Avec notre correspondant à Istanbul, Jérôme Bastion
Le bilan des violentes manifestations de mardi a été officiellement arrêté à 24 victimes mortelles, essentiellement dans le sud-est du pays à majorité kurde. Mercredi, malgré l’état d’urgence instauré dans six provinces kurdes proches de la frontière, des rassemblements et affrontements se sont reproduits.
Des banques, des supermarchés, des bureaux de poste, des permanences du parti AK au pouvoir, des sous-préfectures, des centres culturels, des mairies et parfois des commissariats de police ont été tous brûlés.
Malgré le couvre-feu instauré dans le sud-est, les rassemblements se sont multipliés mercredi, avec leur lot de barricades et d’affrontements avec les forces de sécurité, et aussi souvent de pillages. Seules les expéditions punitives et les heurts entre factions politiques rivales ont pu être dans l’ensemble évitées.
Les médias comptabilisent tout de même au moins trois nouveaux morts sur l’ensemble du pays. L’interdiction de sortir dans les rues, bien que très peu respectée, a été reconduite de 24 heures dans la plupart des cas. Les manifestations pourraient se poursuivre ce jeudi. Il y a déjà des appels à la mobilisation.
« Le régime syrien responsable », selon le Premier ministre turc
Le Premier ministre avait réuni mercredi un cabinet restreint consacré à la sécurité. Le mini-sommet a duré plus de trois heures, et bizarrement il n’a été suivi d’aucun communiqué annonçant des mesures précises. Ahmet Davutoglu a juste promis le retour à l’ordre « dans les plus brefs délais ». Il a aussi critiqué le parti pro-kurde HDP, à l’origine de l’appel à la mobilisation lundi soir, pour son attitude « irresponsable ».
Pour le chef du gouvernement, la communauté internationale est également critiquable pour avoir laissé impuni le régime syrien alors qu’il porte une lourde responsabilité dans la déstabilisation de la région.
Aucune mesure particulière n'a donc été prise. Mais l’état d’urgence avec interdiction de sortir dans les rues, bien que très peu respectée, a été reconduite de 24 heures dans la plupart des provinces dans le sud-est.
■ TÉMOIGNAGE
Il vit à Mardine, près de la frontière syrienne, une ville turque où se succèdent les obsèques des combattants kurdes tués par les jihadistes de l’organisation de l’Etat islamique, de l'autre côté de la frontière. Depuis plusieurs jours, le sociologue Mehmet Kurt, Kurde de Turquie, observe les manifestations parfois violentes qui secouent sa région, majoritairement kurde.

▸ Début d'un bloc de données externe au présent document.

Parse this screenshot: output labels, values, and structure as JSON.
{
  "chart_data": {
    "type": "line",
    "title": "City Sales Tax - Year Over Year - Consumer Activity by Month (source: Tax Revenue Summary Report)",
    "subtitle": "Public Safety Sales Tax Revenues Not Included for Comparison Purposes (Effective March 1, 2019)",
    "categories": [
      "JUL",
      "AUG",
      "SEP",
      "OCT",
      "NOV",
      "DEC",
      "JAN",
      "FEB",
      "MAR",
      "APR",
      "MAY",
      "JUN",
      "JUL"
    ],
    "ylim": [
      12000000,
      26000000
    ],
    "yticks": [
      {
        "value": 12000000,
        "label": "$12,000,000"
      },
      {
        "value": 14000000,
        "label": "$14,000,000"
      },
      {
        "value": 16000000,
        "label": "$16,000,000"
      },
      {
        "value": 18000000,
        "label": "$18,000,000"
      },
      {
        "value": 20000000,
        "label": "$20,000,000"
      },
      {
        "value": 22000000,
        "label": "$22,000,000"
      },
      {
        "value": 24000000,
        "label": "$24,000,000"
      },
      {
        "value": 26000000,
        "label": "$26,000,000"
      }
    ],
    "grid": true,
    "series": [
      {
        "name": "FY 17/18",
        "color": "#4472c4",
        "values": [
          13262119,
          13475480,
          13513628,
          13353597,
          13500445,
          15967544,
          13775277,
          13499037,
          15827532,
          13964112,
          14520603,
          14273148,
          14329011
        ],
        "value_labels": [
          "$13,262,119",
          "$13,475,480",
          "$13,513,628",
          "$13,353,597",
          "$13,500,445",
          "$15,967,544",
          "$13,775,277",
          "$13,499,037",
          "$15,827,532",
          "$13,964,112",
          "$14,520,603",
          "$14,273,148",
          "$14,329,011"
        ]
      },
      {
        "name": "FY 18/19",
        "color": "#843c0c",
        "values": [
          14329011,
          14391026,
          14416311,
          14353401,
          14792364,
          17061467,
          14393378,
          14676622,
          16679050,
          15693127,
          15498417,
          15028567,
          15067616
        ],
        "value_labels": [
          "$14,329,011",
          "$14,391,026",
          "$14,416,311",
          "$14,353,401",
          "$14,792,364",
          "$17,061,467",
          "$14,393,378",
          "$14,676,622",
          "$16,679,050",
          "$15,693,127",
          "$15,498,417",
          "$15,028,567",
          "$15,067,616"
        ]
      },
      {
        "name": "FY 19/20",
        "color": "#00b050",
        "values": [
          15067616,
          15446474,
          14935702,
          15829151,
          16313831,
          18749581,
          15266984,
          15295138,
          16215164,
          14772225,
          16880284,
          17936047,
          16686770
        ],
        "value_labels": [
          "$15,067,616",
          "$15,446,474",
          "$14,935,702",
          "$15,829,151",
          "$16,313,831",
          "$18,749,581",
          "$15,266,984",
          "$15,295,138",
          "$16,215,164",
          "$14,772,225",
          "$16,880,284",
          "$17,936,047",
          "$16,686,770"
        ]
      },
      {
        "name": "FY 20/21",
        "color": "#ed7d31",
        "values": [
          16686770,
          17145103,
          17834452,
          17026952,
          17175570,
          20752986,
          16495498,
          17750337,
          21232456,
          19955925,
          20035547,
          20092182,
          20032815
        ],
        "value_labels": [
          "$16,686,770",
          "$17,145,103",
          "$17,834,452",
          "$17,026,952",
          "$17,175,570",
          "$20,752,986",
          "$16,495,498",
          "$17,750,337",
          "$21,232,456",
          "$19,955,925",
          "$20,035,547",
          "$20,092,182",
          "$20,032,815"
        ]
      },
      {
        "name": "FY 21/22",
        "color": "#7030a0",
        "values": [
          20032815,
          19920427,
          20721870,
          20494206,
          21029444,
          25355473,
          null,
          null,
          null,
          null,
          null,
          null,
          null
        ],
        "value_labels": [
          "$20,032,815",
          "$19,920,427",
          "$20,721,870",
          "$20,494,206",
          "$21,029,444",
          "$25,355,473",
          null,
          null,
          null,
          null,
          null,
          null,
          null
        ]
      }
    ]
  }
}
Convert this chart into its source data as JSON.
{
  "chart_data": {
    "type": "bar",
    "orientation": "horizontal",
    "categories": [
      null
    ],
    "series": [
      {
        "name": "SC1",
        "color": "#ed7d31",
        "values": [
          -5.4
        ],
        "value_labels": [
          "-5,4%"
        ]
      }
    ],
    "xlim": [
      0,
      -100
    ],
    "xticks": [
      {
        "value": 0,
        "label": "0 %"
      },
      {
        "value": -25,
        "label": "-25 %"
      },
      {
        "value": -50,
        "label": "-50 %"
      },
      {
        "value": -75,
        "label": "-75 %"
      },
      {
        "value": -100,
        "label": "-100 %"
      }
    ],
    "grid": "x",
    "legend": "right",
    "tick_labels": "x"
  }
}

« Généralement, elles commencent dans la soirée. Et cela dure jusqu'à 2 ou 3 heures du matin. On peut encore voir les traces des affrontements d'hier soir. Les manifestants ont détruit de nombreux bâtiments publics et des supermarchés dans le quartier. Ils ont aussi détruit des caméras de sécurité et ils en ont dispersé les restes. C'est un quartier dans lequel la police n'entre pas, pour des raisons de sécurité. Il y a aussi le fait que les corps de quinze combattants kurdes tués à Kobane ont été rapatriés ici, à Mardine, hier soir. Certains étaient originaires de ce quartiers ou d'autres endroits de la ville. Alors, cela a accru l'intensité des manifestations. »
« Les Kurdes sont très en colère, poursuit Mehmet Kurt. Ils sont en colère contre la communauté internationale qui n'en fait pas assez pour protéger Kobane et ils sont encore plus en colère contre la Turquie qui en gros ne fait rien du tout. La Turquie a tendance à considérer que la situation de Kobane n'est pas liée à la question kurde en Turquie, dit le sociologue. Mais la vérité est toute autre : Kobane est proche de la frontière turque et les gens ont beaucoup de liens avec Kobane. »
Pour lui, la situation à Kobane met en péril le processus de paix entamé ces dernières années entre le pouvoir turc et la rébellion kurde de ce pays.